Parametry techniczne
Przekątna ekranu | 29 cali |
Proporcje matrycy | 21:9 |
Rozdzielczość | 2560 x 1080 pikseli |
Zastosowane technologie | LED IPS |
Czas reakcji | 14 ms |
Obracanie w poziomie | -65/65 stopni |
Obracanie w pionie | 90 stopni |
Jasność | 300 cd/m2 |
Kontrast | 1000:1 |
Kąt widzenia | 178 (poziom i pion) |
Złącza | DVI-D DisplayPort 2 x HDMI słuchawkowe 4 x USB |
Wbudowane głośniki | Tak |
Wysokość | 53,8 cm |
Szerokość | 70 cm |
Głębokość | 27,3 cm |
Wygląd i pierwsze wrażenia
Zacznijmy jednak od początku, czyli od wyglądu.
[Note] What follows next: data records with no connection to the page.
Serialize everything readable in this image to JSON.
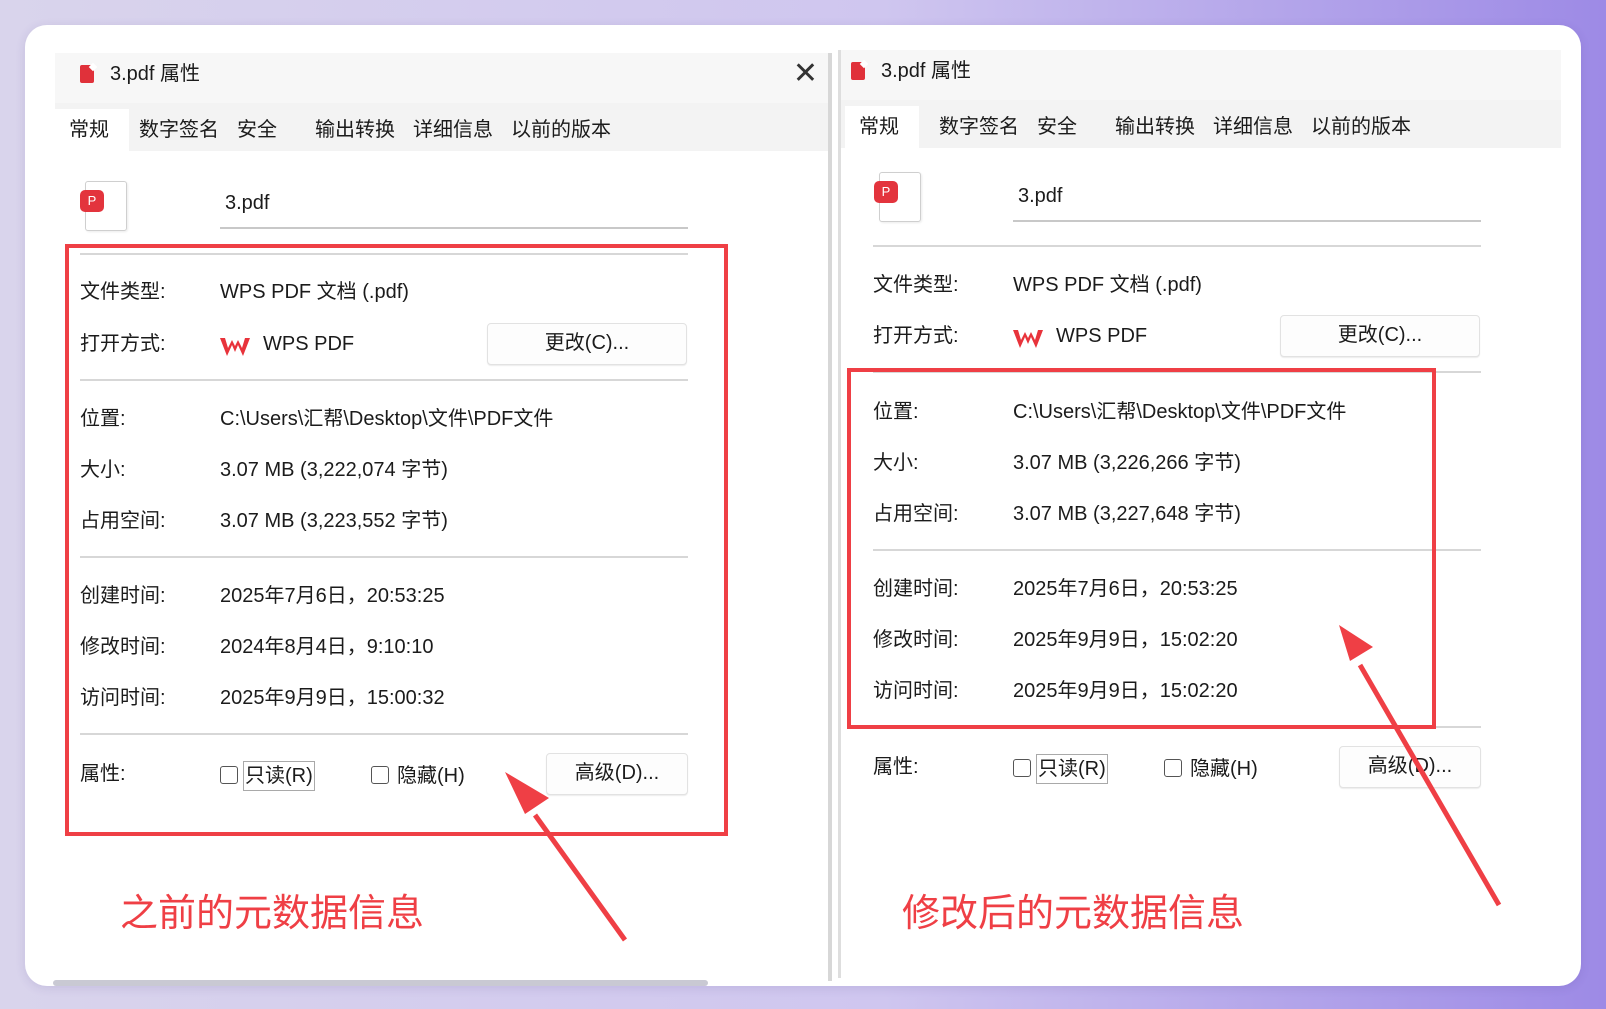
{
  "left": {
    "title": "3.pdf 属性",
    "close_glyph": "✕",
    "tabs": [
      "常规",
      "数字签名",
      "安全",
      "输出转换",
      "详细信息",
      "以前的版本"
    ],
    "filename": "3.pdf",
    "badge_glyph": "P",
    "file_type_label": "文件类型:",
    "file_type": "WPS PDF 文档 (.pdf)",
    "open_with_label": "打开方式:",
    "open_with": "WPS PDF",
    "change_btn": "更改(C)...",
    "location_label": "位置:",
    "location": "C:\\Users\\汇帮\\Desktop\\文件\\PDF文件",
    "size_label": "大小:",
    "size": "3.07 MB (3,222,074 字节)",
    "disk_label": "占用空间:",
    "disk": "3.07 MB (3,223,552 字节)",
    "created_label": "创建时间:",
    "created": "2025年7月6日，20:53:25",
    "modified_label": "修改时间:",
    "modified": "2024年8月4日，9:10:10",
    "accessed_label": "访问时间:",
    "accessed": "2025年9月9日，15:00:32",
    "attr_label": "属性:",
    "readonly": "只读(R)",
    "hidden": "隐藏(H)",
    "advanced_btn": "高级(D)..."
  },
  "right": {
    "title": "3.pdf 属性",
    "tabs": [
      "常规",
      "数字签名",
      "安全",
      "输出转换",
      "详细信息",
      "以前的版本"
    ],
    "filename": "3.pdf",
    "badge_glyph": "P",
    "file_type_label": "文件类型:",
    "file_type": "WPS PDF 文档 (.pdf)",
    "open_with_label": "打开方式:",
    "open_with": "WPS PDF",
    "change_btn": "更改(C)...",
    "location_label": "位置:",
    "location": "C:\\Users\\汇帮\\Desktop\\文件\\PDF文件",
    "size_label": "大小:",
    "size": "3.07 MB (3,226,266 字节)",
    "disk_label": "占用空间:",
    "disk": "3.07 MB (3,227,648 字节)",
    "created_label": "创建时间:",
    "created": "2025年7月6日，20:53:25",
    "modified_label": "修改时间:",
    "modified": "2025年9月9日，15:02:20",
    "accessed_label": "访问时间:",
    "accessed": "2025年9月9日，15:02:20",
    "attr_label": "属性:",
    "readonly": "只读(R)",
    "hidden": "隐藏(H)",
    "advanced_btn": "高级(D)..."
  },
  "captions": {
    "before": "之前的元数据信息",
    "after": "修改后的元数据信息"
  },
  "colors": {
    "highlight": "#ef3f45",
    "pdf_red": "#e3343d",
    "wps_red": "#e8333b"
  }
}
Philips postawił na dość klasyczny design, zachowując kolorystykę czarno-srebrną. Monitor teoretycznie posiada bardzo cienkie ramki boczne i górną, choć w praktyce okazuje się, że część wyświetlacza również służy za ramkę, przez co jej grubość jest raczej standardowa (choć wirtualna). Nie wiem, dlaczego producent zdecydował się na właśnie takie rozwiązanie, choć trzeba przyznać, że wygląda to oryginalnie.
Konstrukcja została osadzona na solidnej, ruchomej podstawie. Dzięki temu monitor możemy obracać bez konieczności odrywania podstawy od podłoża. Maksymalny kąt obrotu w poziomie wynosi 65 stopni w każdą stronę, co w zupełności wystarczy, aby np. zaprezentować coś na ekranie koledze siedzącemu na stanowisku obok.
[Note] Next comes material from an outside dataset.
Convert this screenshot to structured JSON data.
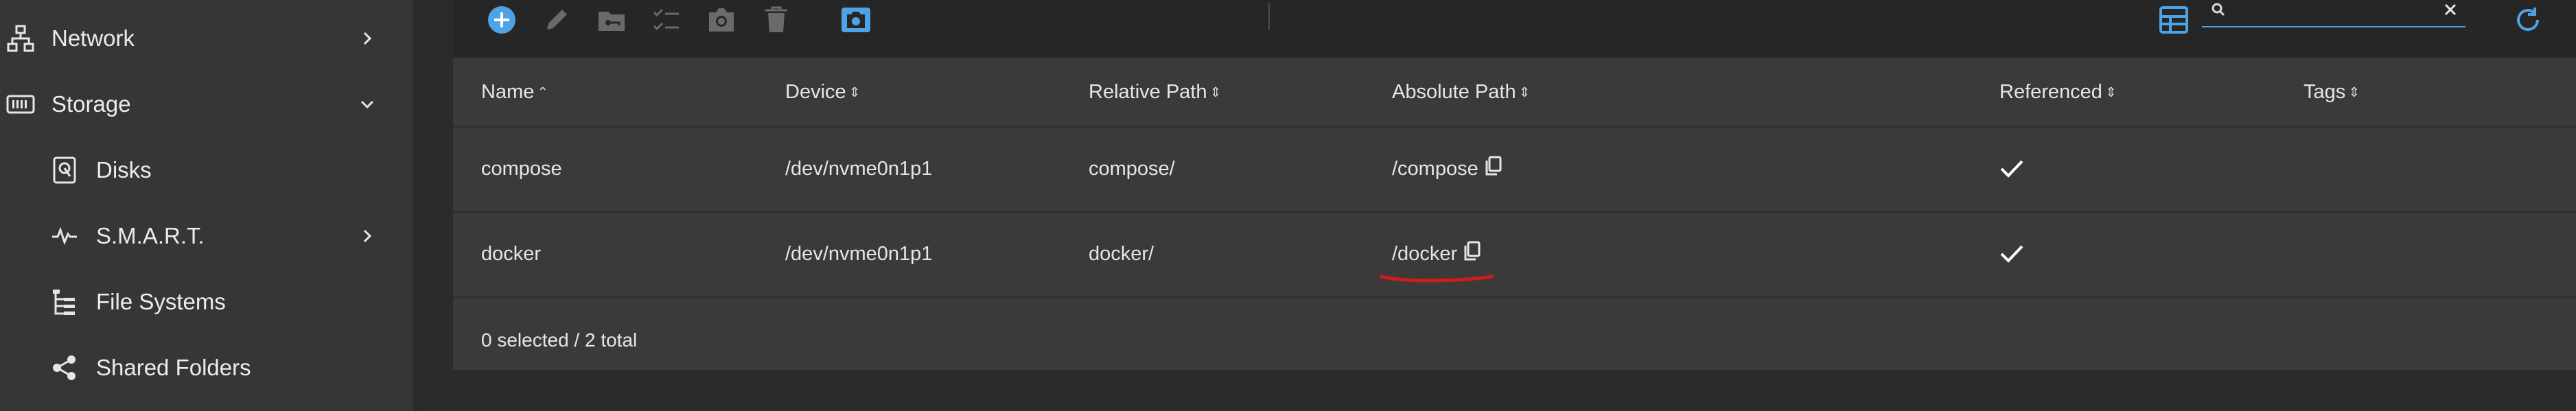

Podstawa umożliwia również regulację wysokości położenia monitora w pionie. Dzięki temu możemy dostosować ekran do własnych upodobań i predyspozycji fizycznych – sprzęt nada się zarówno dla osób niskich, jak i wysokich. Po odpowiednim ustawieniu o nieprzyjemnych bólach karku możemy zapomnieć.
Monitor można również obrócić o 90 stopni do pozycji portretowej. Takie ustawienie może być szczególnie przydatne dla grafików, którzy pracują np. nad plakatem czy dla osoby pracującej z długim tekstem.
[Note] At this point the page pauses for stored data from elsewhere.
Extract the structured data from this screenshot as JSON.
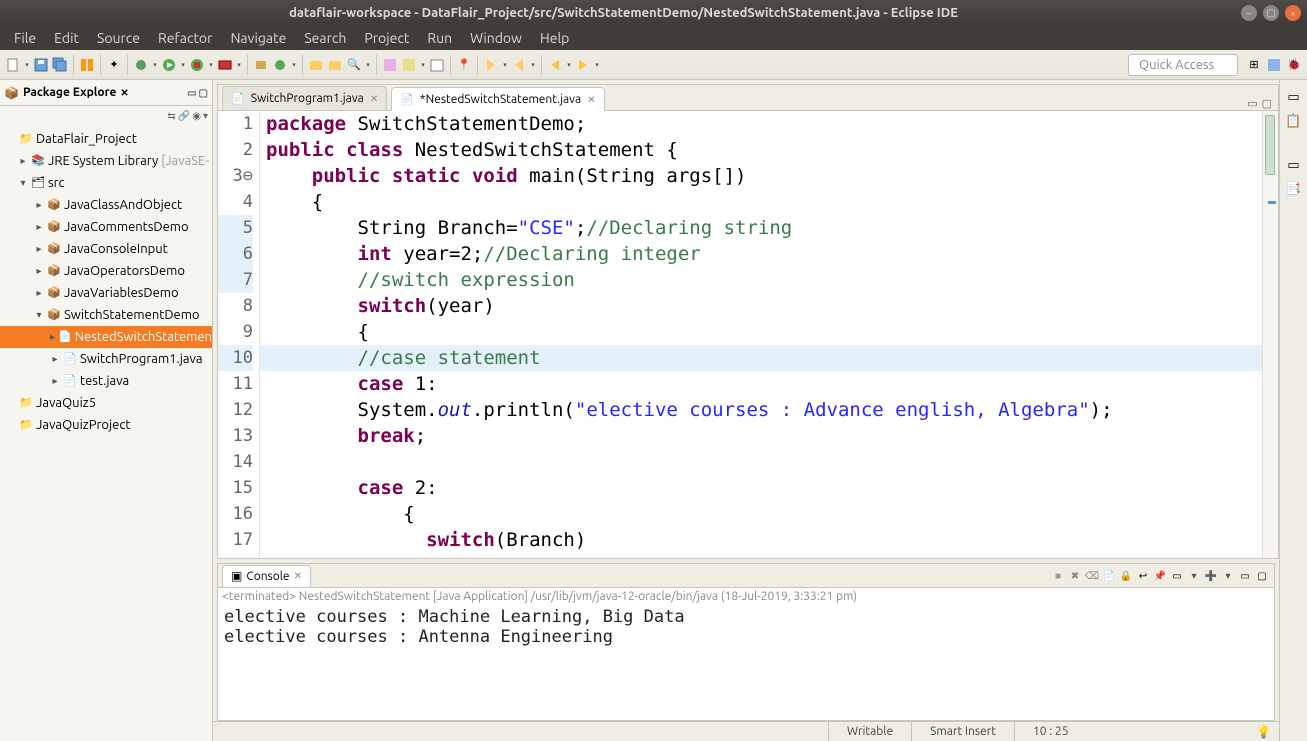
{
  "window": {
    "title": "dataflair-workspace - DataFlair_Project/src/SwitchStatementDemo/NestedSwitchStatement.java - Eclipse IDE"
  },
  "menu": [
    "File",
    "Edit",
    "Source",
    "Refactor",
    "Navigate",
    "Search",
    "Project",
    "Run",
    "Window",
    "Help"
  ],
  "quick_access_placeholder": "Quick Access",
  "package_explorer": {
    "title": "Package Explore",
    "items": [
      {
        "level": 1,
        "caret": "",
        "label": "DataFlair_Project",
        "icon": "proj"
      },
      {
        "level": 2,
        "caret": "▸",
        "label": "JRE System Library",
        "suffix": "[JavaSE-",
        "icon": "lib"
      },
      {
        "level": 2,
        "caret": "▾",
        "label": "src",
        "icon": "folder"
      },
      {
        "level": 3,
        "caret": "▸",
        "label": "JavaClassAndObject",
        "icon": "pkg"
      },
      {
        "level": 3,
        "caret": "▸",
        "label": "JavaCommentsDemo",
        "icon": "pkg"
      },
      {
        "level": 3,
        "caret": "▸",
        "label": "JavaConsoleInput",
        "icon": "pkg"
      },
      {
        "level": 3,
        "caret": "▸",
        "label": "JavaOperatorsDemo",
        "icon": "pkg"
      },
      {
        "level": 3,
        "caret": "▸",
        "label": "JavaVariablesDemo",
        "icon": "pkg"
      },
      {
        "level": 3,
        "caret": "▾",
        "label": "SwitchStatementDemo",
        "icon": "pkg"
      },
      {
        "level": 4,
        "caret": "▸",
        "label": "NestedSwitchStatemen",
        "icon": "jfile",
        "selected": true
      },
      {
        "level": 4,
        "caret": "▸",
        "label": "SwitchProgram1.java",
        "icon": "jfile"
      },
      {
        "level": 4,
        "caret": "▸",
        "label": "test.java",
        "icon": "jfile"
      },
      {
        "level": 1,
        "caret": "",
        "label": "JavaQuiz5",
        "icon": "proj"
      },
      {
        "level": 1,
        "caret": "",
        "label": "JavaQuizProject",
        "icon": "proj"
      }
    ]
  },
  "editor": {
    "tabs": [
      {
        "label": "SwitchProgram1.java",
        "active": false,
        "dirty": false
      },
      {
        "label": "*NestedSwitchStatement.java",
        "active": true,
        "dirty": true
      }
    ],
    "highlight_line": 10,
    "lines": [
      {
        "n": 1,
        "html": "<span class='kw'>package</span> SwitchStatementDemo;"
      },
      {
        "n": 2,
        "html": "<span class='kw'>public</span> <span class='kw'>class</span> NestedSwitchStatement {"
      },
      {
        "n": 3,
        "html": "    <span class='kw'>public</span> <span class='kw'>static</span> <span class='kw'>void</span> main(String args[])"
      },
      {
        "n": 4,
        "html": "    {"
      },
      {
        "n": 5,
        "html": "        String Branch=<span class='str'>\"CSE\"</span>;<span class='com'>//Declaring string</span>"
      },
      {
        "n": 6,
        "html": "        <span class='kw'>int</span> year=2;<span class='com'>//Declaring integer</span>"
      },
      {
        "n": 7,
        "html": "        <span class='com'>//switch expression</span>"
      },
      {
        "n": 8,
        "html": "        <span class='kw'>switch</span>(year)"
      },
      {
        "n": 9,
        "html": "        {"
      },
      {
        "n": 10,
        "html": "        <span class='com'>//case statement</span>"
      },
      {
        "n": 11,
        "html": "        <span class='kw'>case</span> 1:"
      },
      {
        "n": 12,
        "html": "        System.<span class='field'>out</span>.println(<span class='str'>\"elective courses : Advance english, Algebra\"</span>);"
      },
      {
        "n": 13,
        "html": "        <span class='kw'>break</span>;"
      },
      {
        "n": 14,
        "html": ""
      },
      {
        "n": 15,
        "html": "        <span class='kw'>case</span> 2:"
      },
      {
        "n": 16,
        "html": "            {"
      },
      {
        "n": 17,
        "html": "              <span class='kw'>switch</span>(Branch)"
      }
    ]
  },
  "console": {
    "title": "Console",
    "header": "<terminated> NestedSwitchStatement [Java Application] /usr/lib/jvm/java-12-oracle/bin/java (18-Jul-2019, 3:33:21 pm)",
    "output": [
      "elective courses : Machine Learning, Big Data",
      "elective courses : Antenna Engineering"
    ]
  },
  "status": {
    "writable": "Writable",
    "insert": "Smart Insert",
    "cursor": "10 : 25"
  }
}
Fizyczne przyciski operujące wbudowanym menu znajdują się w prawym dolnym rogu monitora. Ich obsługa nie nastręcza większych kłopotów, choć zdecydowanie wygodniej korzystać z dedykowanej aplikacji dla systemu Windows, o której szerzej w dalszej części tekstu.
Monitor posiada wbudowane głośniki, a dla wygody użytkownika na dolnej krawędzi po lewej stronie umieszczone zostało wyjście audio, przez które możemy podpiąć słuchawki. Oszczędzi to nam schylania się bezpośrednio do komputera, by przerzucić się na bardziej kameralny dźwięk.
Urządzenie posiada z tyłu szereg złącz – 2x HDMI, Display Port, DVI-Dual Link, wejście PC audio oraz 4 x USB 3.0. W każdej chwili możemy zdecydować, z którego aktualnie wyświetlać obraz czy odtwarzać dźwięki. Dzięki USB szybko podłączymy magazyn danych czy po prostu podładujemy swój telefon.
Monitor jest wielki, a konstrukcja sprawia wrażenie naprawdę solidnej. Przyczepić można się jedynie do stelaża łączącego monitor z podstawką – jest podatny na wstrząsy. Jeżeli zatem nieco energiczniej klepiemy po klawiaturze, istnieje prawdopodobieństwo, że ekran będzie się nieco trząsł. Nie jest to mocno irytujące, jednak należy odnotować jako minus.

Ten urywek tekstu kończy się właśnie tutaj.